I like your retirement plan RBD and am doing my best to get those multiple income streams up and running as well.
Well, I don’t know his entire situation. He may be fully diversified and ready to weather any storm. But his date accelerated thanks to the market. Perhaps he could start easing off the stocks soon. This guy, however, is not a sophisticated investor by any means. He’d make a good stock market ‘victim’ you’d see on 60 minutes piece about the bad economy!
If someone wants to dollar cost average for 20 years, I have no quibble with that. As long as you don’t NEED to withdraw the money, you’re probably fine. Just remember that when you retire you will not be able to dollar cost average, so it loses its effect the closer you get to living off a fixed income.
Regarding the current market … I don’t think you can rationally look at the market peaks in 2000 and 2007 as bubbles (which they were, obviously so in hindsight) and look at 2017 as “normal.” If I had a friend close to retirement who was heavy in stocks, I would just ask him what he would tell someone in 1999 …
The timing thing is overblown in my opinion. You don’t need to call the top or bottom exactly, you simply need to recognize risk / reward. Getting close is ok. If you need to capture the final 20% of a bubble, you probably have too much risk and don’t know it. People aren’t talking about this very much right now, but early 1999 (still 25% from the tech bubble top) to early 2012 (13 years), the S&P 500 went from 1200 to … 1200. That’s a long time and a lot of volatility. Again, no biggie if your time horizon is indefinite. But if you need to make regular withdrawals post-bubble, you’re out of luck.

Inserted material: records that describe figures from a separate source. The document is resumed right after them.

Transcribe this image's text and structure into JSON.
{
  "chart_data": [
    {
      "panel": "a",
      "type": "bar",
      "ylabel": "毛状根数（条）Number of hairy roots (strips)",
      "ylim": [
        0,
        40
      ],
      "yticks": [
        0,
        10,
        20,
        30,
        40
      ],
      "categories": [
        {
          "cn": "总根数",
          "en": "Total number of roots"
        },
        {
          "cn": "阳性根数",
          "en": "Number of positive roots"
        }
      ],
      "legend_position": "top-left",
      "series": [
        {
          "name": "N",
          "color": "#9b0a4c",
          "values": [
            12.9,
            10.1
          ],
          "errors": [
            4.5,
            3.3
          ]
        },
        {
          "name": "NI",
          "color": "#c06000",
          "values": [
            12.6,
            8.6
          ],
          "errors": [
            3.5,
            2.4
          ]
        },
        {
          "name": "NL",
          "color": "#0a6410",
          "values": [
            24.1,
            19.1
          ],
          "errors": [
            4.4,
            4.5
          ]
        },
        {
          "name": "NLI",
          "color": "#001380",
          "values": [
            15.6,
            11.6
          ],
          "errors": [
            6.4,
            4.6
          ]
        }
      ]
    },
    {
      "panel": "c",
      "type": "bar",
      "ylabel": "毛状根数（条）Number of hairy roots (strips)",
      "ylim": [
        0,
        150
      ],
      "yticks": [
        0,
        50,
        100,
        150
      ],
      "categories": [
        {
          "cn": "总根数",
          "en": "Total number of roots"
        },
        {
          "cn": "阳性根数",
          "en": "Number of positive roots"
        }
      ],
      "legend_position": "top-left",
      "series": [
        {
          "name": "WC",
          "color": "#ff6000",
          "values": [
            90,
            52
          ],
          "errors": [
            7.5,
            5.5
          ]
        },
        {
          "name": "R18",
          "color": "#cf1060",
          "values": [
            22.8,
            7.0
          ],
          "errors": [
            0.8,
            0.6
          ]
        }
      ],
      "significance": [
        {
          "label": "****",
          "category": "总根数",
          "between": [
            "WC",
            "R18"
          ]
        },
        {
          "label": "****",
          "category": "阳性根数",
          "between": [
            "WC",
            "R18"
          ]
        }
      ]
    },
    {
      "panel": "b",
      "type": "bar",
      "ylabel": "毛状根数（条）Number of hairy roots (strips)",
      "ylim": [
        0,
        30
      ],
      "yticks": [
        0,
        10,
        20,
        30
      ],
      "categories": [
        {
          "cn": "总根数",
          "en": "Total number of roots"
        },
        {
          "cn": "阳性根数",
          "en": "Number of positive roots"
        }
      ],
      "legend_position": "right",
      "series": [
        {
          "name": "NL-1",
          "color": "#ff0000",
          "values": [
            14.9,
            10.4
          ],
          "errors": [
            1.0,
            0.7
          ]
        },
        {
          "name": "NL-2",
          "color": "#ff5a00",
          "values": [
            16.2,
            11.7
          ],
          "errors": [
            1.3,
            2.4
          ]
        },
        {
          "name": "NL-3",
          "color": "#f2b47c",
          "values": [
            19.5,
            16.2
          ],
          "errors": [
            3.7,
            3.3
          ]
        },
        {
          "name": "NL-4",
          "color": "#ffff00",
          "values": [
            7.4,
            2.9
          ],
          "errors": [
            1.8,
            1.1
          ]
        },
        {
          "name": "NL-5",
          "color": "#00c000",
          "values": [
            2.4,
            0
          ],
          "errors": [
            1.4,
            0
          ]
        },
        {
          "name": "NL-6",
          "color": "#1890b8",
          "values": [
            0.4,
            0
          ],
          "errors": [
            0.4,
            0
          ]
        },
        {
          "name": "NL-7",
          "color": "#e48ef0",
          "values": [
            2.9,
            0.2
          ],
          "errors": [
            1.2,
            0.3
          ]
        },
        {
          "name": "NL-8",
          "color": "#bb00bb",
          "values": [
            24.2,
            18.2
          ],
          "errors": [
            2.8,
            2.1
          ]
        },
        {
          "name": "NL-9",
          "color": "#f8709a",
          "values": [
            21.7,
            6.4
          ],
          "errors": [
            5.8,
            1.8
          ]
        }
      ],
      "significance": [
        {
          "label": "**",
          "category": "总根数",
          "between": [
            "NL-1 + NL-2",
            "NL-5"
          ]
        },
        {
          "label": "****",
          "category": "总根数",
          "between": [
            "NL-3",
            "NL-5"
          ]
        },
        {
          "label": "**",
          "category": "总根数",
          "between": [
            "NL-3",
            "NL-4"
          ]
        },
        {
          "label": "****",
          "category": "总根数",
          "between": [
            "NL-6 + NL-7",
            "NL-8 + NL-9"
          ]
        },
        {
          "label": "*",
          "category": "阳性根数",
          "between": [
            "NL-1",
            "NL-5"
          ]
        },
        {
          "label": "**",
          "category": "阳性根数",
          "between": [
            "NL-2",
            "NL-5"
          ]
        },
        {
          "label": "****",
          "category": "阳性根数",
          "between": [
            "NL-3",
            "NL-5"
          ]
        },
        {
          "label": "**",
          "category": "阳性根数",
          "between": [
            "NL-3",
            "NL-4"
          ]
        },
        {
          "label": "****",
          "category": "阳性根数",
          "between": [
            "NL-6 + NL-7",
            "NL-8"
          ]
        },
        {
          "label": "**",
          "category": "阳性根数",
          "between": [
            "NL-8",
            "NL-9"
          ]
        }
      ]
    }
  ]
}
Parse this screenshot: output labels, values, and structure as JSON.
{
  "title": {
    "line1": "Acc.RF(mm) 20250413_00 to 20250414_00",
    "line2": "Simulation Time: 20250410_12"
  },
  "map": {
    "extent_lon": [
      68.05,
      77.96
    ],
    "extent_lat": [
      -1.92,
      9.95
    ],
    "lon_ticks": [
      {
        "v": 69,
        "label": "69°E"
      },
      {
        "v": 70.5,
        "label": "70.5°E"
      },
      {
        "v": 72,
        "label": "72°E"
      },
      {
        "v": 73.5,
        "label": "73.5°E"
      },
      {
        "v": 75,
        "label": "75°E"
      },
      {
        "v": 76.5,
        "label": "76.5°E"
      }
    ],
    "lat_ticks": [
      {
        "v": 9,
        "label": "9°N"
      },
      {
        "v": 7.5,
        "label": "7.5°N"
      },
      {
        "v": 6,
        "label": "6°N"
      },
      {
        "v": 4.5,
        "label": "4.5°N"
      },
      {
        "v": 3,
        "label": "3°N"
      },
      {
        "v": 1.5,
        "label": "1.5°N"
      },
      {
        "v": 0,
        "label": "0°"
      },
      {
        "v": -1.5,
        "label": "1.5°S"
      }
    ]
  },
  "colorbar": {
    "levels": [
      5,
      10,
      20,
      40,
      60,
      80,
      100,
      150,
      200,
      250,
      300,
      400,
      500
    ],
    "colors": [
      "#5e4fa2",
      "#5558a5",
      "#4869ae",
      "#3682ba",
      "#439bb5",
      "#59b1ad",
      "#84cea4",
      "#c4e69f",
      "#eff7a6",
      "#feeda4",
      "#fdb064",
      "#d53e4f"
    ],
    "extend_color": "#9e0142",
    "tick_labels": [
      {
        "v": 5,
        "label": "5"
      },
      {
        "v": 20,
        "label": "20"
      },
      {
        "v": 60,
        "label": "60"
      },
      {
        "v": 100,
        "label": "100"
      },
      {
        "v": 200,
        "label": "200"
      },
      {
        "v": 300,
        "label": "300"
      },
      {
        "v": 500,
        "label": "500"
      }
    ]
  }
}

Thanks for adding those S&P 500 numbers. I thought of looking that up but was too lazy 🙂
Thise of us who are younger can have a greater tolerance for wild swings. As I age, I’m more cognizant that the stock market could do a number in my ability to retire in the event of an untimely downturn. Or even to pay for college if I don’t become more conservative as my kids approach age 18.
Great & valid story here. Multiple streams of income/different sources diversifies shakes in any sort of market – and investing simply for appreciation is a tough pill to swallow to hope on. I wonder how long Bob invested for and/or if he ever pulled out of the market. Wonder if he used a dividend producing fund of some sort, as well. I hope that in 9 months you don’t seem him in the lobby…
Thanks for sharing RBD.
He should talk to a good financial advisor. The stock market is going to crash at some point and the worse case scenario is right after you retire. Hopefully, your coworker can get some help planning his retirement finance. He might need to keep working a little while longer.
Good food for thought post. Why doesn’t he just diversify away from stocks and lower his risk? That’s what I’ve been doing for the past year and it feels great!
It’s important not to confuse brains with a bull market.
Maybe he should turn his ‘funny money’ into real assets as you like to say. He’s not a sophisticated investor. Far from it. He probably realizes his gains are due to the market, but he wants to retire badly. So it’s a combination of having enough, hoping it doesn’t go away, and really wanting to quit due to his health problems. Although he has told me he sometimes trades stocks.
I absolutely agree with this, if this gentleman hasn’t considered that the market could turn he is somewhat delusional with his thoughts of retirement. Either he needs to know that these stocks/bonds/etc can fund his lifestyle, or he needs to keep working. Honestly if it’s purely predicated on the figure in his portfolio and he believes that this is all he will need to finance himself for the next 30 years he should mitigate his risk and turn a large portion of it into fixed income assets like bonds to prevent himself from having that opportunity to experience another crash. It still amazes me what people are willing to put themselves through when they know that a crash is not an “if this happens” but rather “when the next one hits” type of event.